The international journal of neuropsychopharmacology 2016 Oct 15() pii pyw086
Cocaine addiction continues to be a major heath concern, and despite public health intervention there is a lack of efficient pharmacological treatment options. A newly identified potential target are the group I metabotropic glutamate receptors (mGluR1/5), with allosteric modulators showing particular promise.
We evaluated the capacity of mGluR1/5 receptors to induce functional responses in ex vivo striatal slices from rats with 1) acute cocaine self-administration (CSA), 2) chronic CSA and 3) 60 days CSA withdrawal by westernblot and extracellular recordings of synaptic transmission.

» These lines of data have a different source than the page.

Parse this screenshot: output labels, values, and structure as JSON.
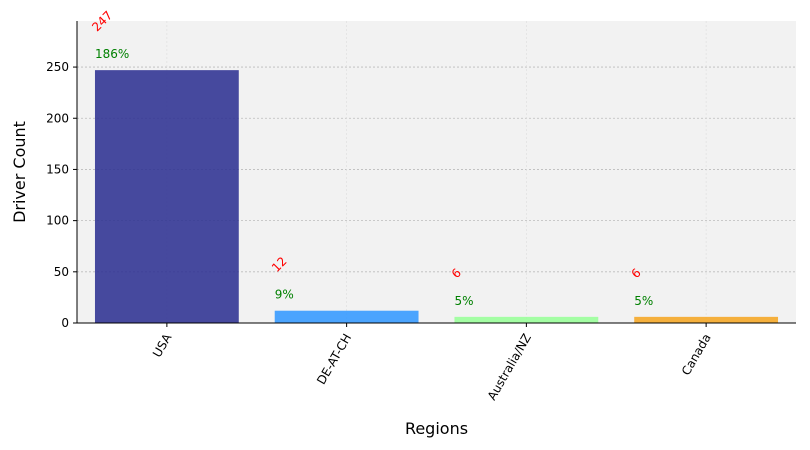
{
  "chart_data": {
    "type": "bar",
    "title": "",
    "xlabel": "Regions",
    "ylabel": "Driver Count",
    "categories": [
      "USA",
      "DE-AT-CH",
      "Australia/NZ",
      "Canada"
    ],
    "values": [
      247,
      12,
      6,
      6
    ],
    "percent_labels": [
      "186%",
      "9%",
      "5%",
      "5%"
    ],
    "value_labels": [
      "247",
      "12",
      "6",
      "6"
    ],
    "ylim": [
      0,
      295
    ],
    "yticks": [
      0,
      50,
      100,
      150,
      200,
      250
    ],
    "grid": true,
    "legend": "none",
    "colors": {
      "bars": [
        "#2e3192",
        "#3399ff",
        "#99ff99",
        "#f5a623"
      ],
      "value_label": "#ff0000",
      "percent_label": "#008000",
      "plot_background": "#f2f2f2",
      "grid": "#bbbbbb"
    }
  }
}
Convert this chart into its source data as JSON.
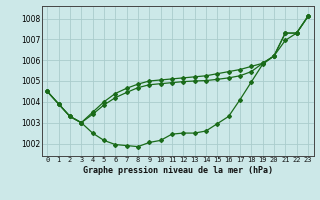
{
  "title": "Graphe pression niveau de la mer (hPa)",
  "bg_color": "#cce8e8",
  "grid_color": "#aacccc",
  "line_color": "#1a6b1a",
  "x_labels": [
    "0",
    "1",
    "2",
    "3",
    "4",
    "5",
    "6",
    "7",
    "8",
    "9",
    "10",
    "11",
    "12",
    "13",
    "14",
    "15",
    "16",
    "17",
    "18",
    "19",
    "20",
    "21",
    "22",
    "23"
  ],
  "ylim": [
    1001.4,
    1008.6
  ],
  "yticks": [
    1002,
    1003,
    1004,
    1005,
    1006,
    1007,
    1008
  ],
  "line1": [
    1004.5,
    1003.9,
    1003.3,
    1003.0,
    1002.5,
    1002.15,
    1001.95,
    1001.9,
    1001.85,
    1002.05,
    1002.15,
    1002.45,
    1002.5,
    1002.5,
    1002.6,
    1002.95,
    1003.3,
    1004.1,
    1004.95,
    1005.8,
    1006.2,
    1006.95,
    1007.3,
    1008.1
  ],
  "line2": [
    1004.5,
    1003.9,
    1003.3,
    1003.0,
    1003.5,
    1004.0,
    1004.4,
    1004.65,
    1004.85,
    1005.0,
    1005.05,
    1005.1,
    1005.15,
    1005.2,
    1005.25,
    1005.35,
    1005.45,
    1005.55,
    1005.7,
    1005.85,
    1006.2,
    1007.3,
    1007.3,
    1008.1
  ],
  "line3": [
    1004.5,
    1003.9,
    1003.3,
    1003.0,
    1003.4,
    1003.85,
    1004.2,
    1004.45,
    1004.68,
    1004.82,
    1004.87,
    1004.92,
    1004.97,
    1005.0,
    1005.02,
    1005.08,
    1005.15,
    1005.25,
    1005.45,
    1005.85,
    1006.2,
    1007.3,
    1007.3,
    1008.1
  ]
}
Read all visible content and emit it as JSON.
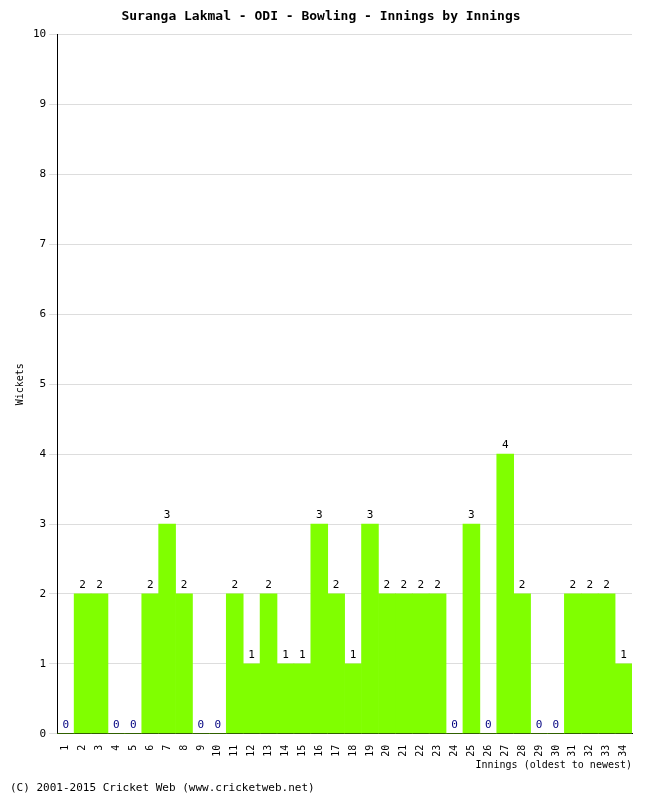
{
  "chart_data": {
    "type": "bar",
    "title": "Suranga Lakmal - ODI - Bowling - Innings by Innings",
    "x_label": "Innings (oldest to newest)",
    "y_label": "Wickets",
    "footer": "(C) 2001-2015 Cricket Web (www.cricketweb.net)",
    "categories": [
      "1",
      "2",
      "3",
      "4",
      "5",
      "6",
      "7",
      "8",
      "9",
      "10",
      "11",
      "12",
      "13",
      "14",
      "15",
      "16",
      "17",
      "18",
      "19",
      "20",
      "21",
      "22",
      "23",
      "24",
      "25",
      "26",
      "27",
      "28",
      "29",
      "30",
      "31",
      "32",
      "33",
      "34"
    ],
    "values": [
      0,
      2,
      2,
      0,
      0,
      2,
      3,
      2,
      0,
      0,
      2,
      1,
      2,
      1,
      1,
      3,
      2,
      1,
      3,
      2,
      2,
      2,
      2,
      0,
      3,
      0,
      4,
      2,
      0,
      0,
      2,
      2,
      2,
      1
    ],
    "color": "#80ff00",
    "ylim": [
      0,
      10
    ],
    "yticks": [
      0,
      1,
      2,
      3,
      4,
      5,
      6,
      7,
      8,
      9,
      10
    ],
    "grid": true,
    "data_labels": true
  }
}
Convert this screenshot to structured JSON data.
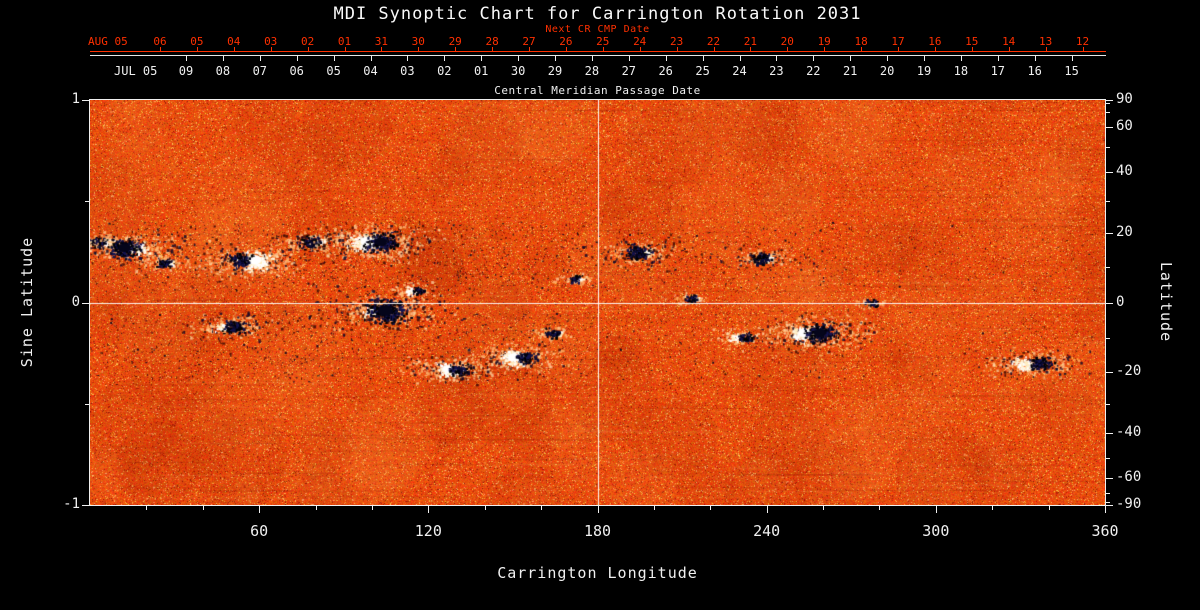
{
  "chart_data": {
    "type": "heatmap",
    "title": "MDI Synoptic Chart for Carrington Rotation 2031",
    "xlabel": "Carrington Longitude",
    "ylabel_left": "Sine Latitude",
    "ylabel_right": "Latitude",
    "xlim": [
      0,
      360
    ],
    "ylim_sine_latitude": [
      -1,
      1
    ],
    "x_major_ticks": [
      60,
      120,
      180,
      240,
      300,
      360
    ],
    "x_minor_step": 20,
    "left_ticks": [
      {
        "v": 1,
        "label": "1"
      },
      {
        "v": 0,
        "label": "0"
      },
      {
        "v": -1,
        "label": "-1"
      }
    ],
    "left_minor_ticks": [
      0.5,
      -0.5
    ],
    "right_major_ticks": [
      90,
      60,
      40,
      20,
      0,
      -20,
      -40,
      -60,
      -90
    ],
    "right_minor_ticks": [
      80,
      70,
      50,
      30,
      10,
      -10,
      -30,
      -50,
      -70,
      -80
    ],
    "grid": {
      "horizontal_at_sine_lat": 0,
      "vertical_at_longitude": 180
    },
    "top_axes": {
      "next_cr_label": "Next CR CMP Date",
      "red_prefix": "AUG 05",
      "red_dates": [
        "06",
        "05",
        "04",
        "03",
        "02",
        "01",
        "31",
        "30",
        "29",
        "28",
        "27",
        "26",
        "25",
        "24",
        "23",
        "22",
        "21",
        "20",
        "19",
        "18",
        "17",
        "16",
        "15",
        "14",
        "13",
        "12"
      ],
      "white_prefix": "JUL 05",
      "white_dates": [
        "09",
        "08",
        "07",
        "06",
        "05",
        "04",
        "03",
        "02",
        "01",
        "30",
        "29",
        "28",
        "27",
        "26",
        "25",
        "24",
        "23",
        "22",
        "21",
        "20",
        "19",
        "18",
        "17",
        "16",
        "15"
      ],
      "axis_title": "Central Meridian Passage Date"
    },
    "colors": {
      "background": "#000000",
      "red_axis": "#ff3000",
      "white_axis": "#f0f0f0",
      "base_orange": "#e85010",
      "bright_speckle": "#ffcf96",
      "dark_spot": "#0a0a30",
      "white_spot": "#ffffff"
    },
    "active_regions": [
      {
        "lon": 4,
        "sine_lat": 0.3,
        "dark": 7,
        "white": 5,
        "ddx": -4,
        "wdx": 5
      },
      {
        "lon": 14,
        "sine_lat": 0.27,
        "dark": 12,
        "white": 7,
        "ddx": -5,
        "wdx": 8
      },
      {
        "lon": 26,
        "sine_lat": 0.2,
        "dark": 6,
        "white": 4,
        "ddx": 0,
        "wdx": 6
      },
      {
        "lon": 50,
        "sine_lat": -0.12,
        "dark": 9,
        "white": 5,
        "ddx": 2,
        "wdx": -9
      },
      {
        "lon": 57,
        "sine_lat": 0.21,
        "dark": 9,
        "white": 12,
        "ddx": -11,
        "wdx": 4
      },
      {
        "lon": 78,
        "sine_lat": 0.3,
        "dark": 8,
        "white": 4,
        "ddx": 0,
        "wdx": 9
      },
      {
        "lon": 100,
        "sine_lat": 0.3,
        "dark": 12,
        "white": 12,
        "ddx": 9,
        "wdx": -5
      },
      {
        "lon": 104,
        "sine_lat": -0.04,
        "dark": 15,
        "white": 6,
        "ddx": 2,
        "wdx": -13
      },
      {
        "lon": 115,
        "sine_lat": 0.06,
        "dark": 5,
        "white": 5,
        "ddx": 4,
        "wdx": -4
      },
      {
        "lon": 128,
        "sine_lat": -0.33,
        "dark": 8,
        "white": 9,
        "ddx": 8,
        "wdx": -3
      },
      {
        "lon": 151,
        "sine_lat": -0.27,
        "dark": 8,
        "white": 10,
        "ddx": 9,
        "wdx": -2
      },
      {
        "lon": 164,
        "sine_lat": -0.15,
        "dark": 6,
        "white": 3,
        "ddx": 0,
        "wdx": 6
      },
      {
        "lon": 172,
        "sine_lat": 0.12,
        "dark": 5,
        "white": 3,
        "ddx": 0,
        "wdx": 4
      },
      {
        "lon": 195,
        "sine_lat": 0.25,
        "dark": 10,
        "white": 4,
        "ddx": -3,
        "wdx": 7
      },
      {
        "lon": 213,
        "sine_lat": 0.02,
        "dark": 5,
        "white": 3,
        "ddx": 0,
        "wdx": 4
      },
      {
        "lon": 238,
        "sine_lat": 0.22,
        "dark": 8,
        "white": 4,
        "ddx": 0,
        "wdx": 7
      },
      {
        "lon": 231,
        "sine_lat": -0.17,
        "dark": 6,
        "white": 5,
        "ddx": 5,
        "wdx": -5
      },
      {
        "lon": 256,
        "sine_lat": -0.15,
        "dark": 12,
        "white": 10,
        "ddx": 8,
        "wdx": -8
      },
      {
        "lon": 277,
        "sine_lat": 0.0,
        "dark": 5,
        "white": 2,
        "ddx": 0,
        "wdx": 3
      },
      {
        "lon": 334,
        "sine_lat": -0.3,
        "dark": 9,
        "white": 8,
        "ddx": 8,
        "wdx": -7
      }
    ]
  }
}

We found that striatal mGluR5 are the principal mediator of the mGluR1/5 agonist DHPG-induced CREB phosphorylation. Both acute and chronic CSA blunted mGluR1/5 effects on CREB phosphorylation in the striatum, which correlated with the capacity to induce long-term depression, an effect which was maintained 60 days after chronic CSA withdrawal. In the nucleus accumbens, the principal brain region mediating the rewarding effects of drugs, chronic CSA blunted mGluR1/5 stimulation of ERK1/2 and CREB. Interestingly, the mGluR5 antagonist/inverse-agonist, MPEP, lead to a specific increase in CREB phosphorylation after chronic CSA specifically in the nucleus accumbens, but not in the striatum.
Prolonged CSA, through withdrawal, leads to a blunting of mGluR1/5 responses in the striatum. In addition, specifically in the accumbens, mGluR5 signaling to CREB shifts from an agonist-induced to an antagonist-induced CREB phosphorylation.